Self-Cleaning Strainers and Filtration to Mitigate Mussel Impacts
Can self-cleaning strainers and filters be used to effectively manage mussel impacts with reduced maintenance at Reclamation facilities?
Need and Benefit
Immediately following the 2007 discovery of mussels in the lower reaches of the Colorado River, Reclamation's Lower Colorado Region began to monitor and gather as much information on the mussel's spread, survival, and the extent to which it can affect water supply and power generation facilities. Even with this knowledge, Reclamation is still challenged with managing the impacts of this species at infested facilities.
In particular Parker Dam, on the border of California and Arizona has seen extremely large populations of quagga mussels. In early 2008, mussel colonies affected generator seals and plugged the dam's domestic water intake. In addition, large numbers of mussels can be found on gate structures and trashracks. These problems have been compounded by larger than normal aquatic weed loads and increase debris loading in piped systems.

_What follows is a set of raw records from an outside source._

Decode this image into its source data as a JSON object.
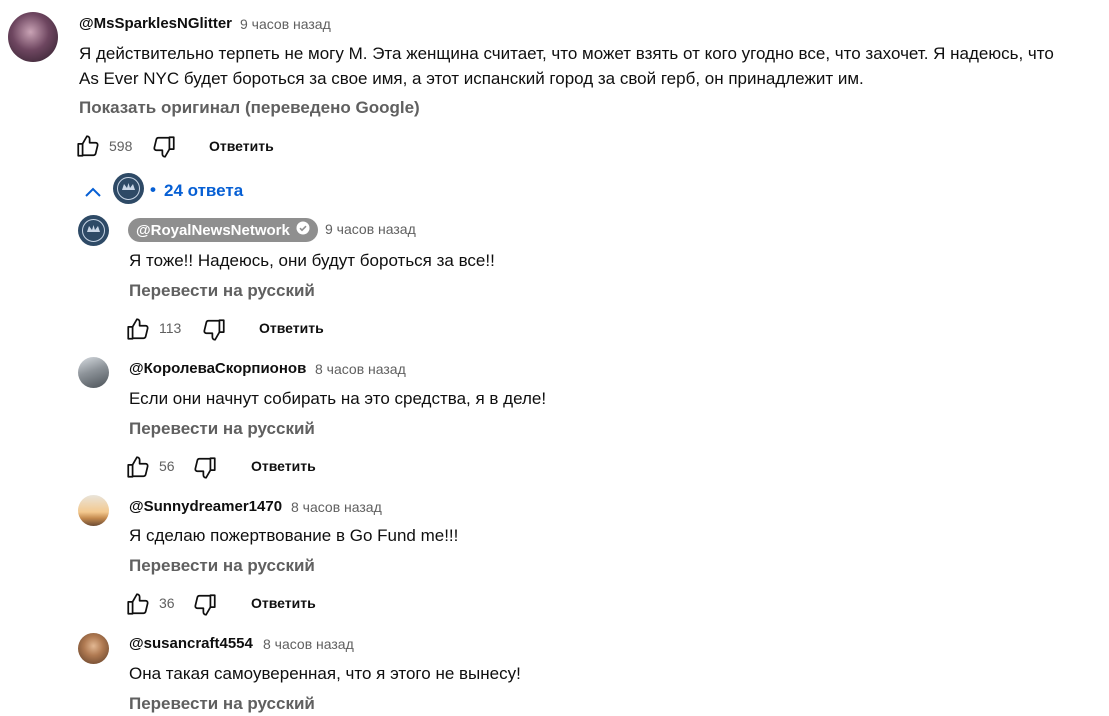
{
  "main_comment": {
    "author": "@MsSparklesNGlitter",
    "time": "9 часов назад",
    "text_line1": "Я действительно терпеть не могу М. Эта женщина считает, что может взять от кого угодно все, что захочет. Я надеюсь, что",
    "text_line2": "As Ever NYC будет бороться за свое имя, а этот испанский город за свой герб, он принадлежит им.",
    "translate_link": "Показать оригинал (переведено Google)",
    "likes": "598",
    "reply_label": "Ответить"
  },
  "replies_toggle": {
    "label": "24 ответа",
    "bullet": "•"
  },
  "replies": [
    {
      "author": "@RoyalNewsNetwork",
      "time": "9 часов назад",
      "text": "Я тоже!! Надеюсь, они будут бороться за все!!",
      "translate_link": "Перевести на русский",
      "likes": "113",
      "reply_label": "Ответить"
    },
    {
      "author": "@КоролеваСкорпионов",
      "time": "8 часов назад",
      "text": "Если они начнут собирать на это средства, я в деле!",
      "translate_link": "Перевести на русский",
      "likes": "56",
      "reply_label": "Ответить"
    },
    {
      "author": "@Sunnydreamer1470",
      "time": "8 часов назад",
      "text": "Я сделаю пожертвование в Go Fund me!!!",
      "translate_link": "Перевести на русский",
      "likes": "36",
      "reply_label": "Ответить"
    },
    {
      "author": "@susancraft4554",
      "time": "8 часов назад",
      "text": "Она такая самоуверенная, что я этого не вынесу!",
      "translate_link": "Перевести на русский"
    }
  ],
  "colors": {
    "link_blue": "#065fd4",
    "secondary_text": "#606060",
    "creator_chip": "#8f8f8f"
  }
}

With the infestation in the Lower Colorado Region, operations and maintenance have been impacted by a significant increase in mussel shell debris. Mussel shell debris is entrained in various piped systems (predominantly cooling water) within the facility either during normal operations or following dewatering for maintenance. To date, most facilities manage this increased debris load using conventional strainers and manual cleanout. However, strainer capacity can be easily exceeded by heavy shell debris loads.
Reclamation would benefit greatly from having a self-cleaning method to remove large and small shell debris more effectively thereby reducing maintenance costs.
All regions dealing with mussel-related impacts (currently and in the future) stand to benefit from this project.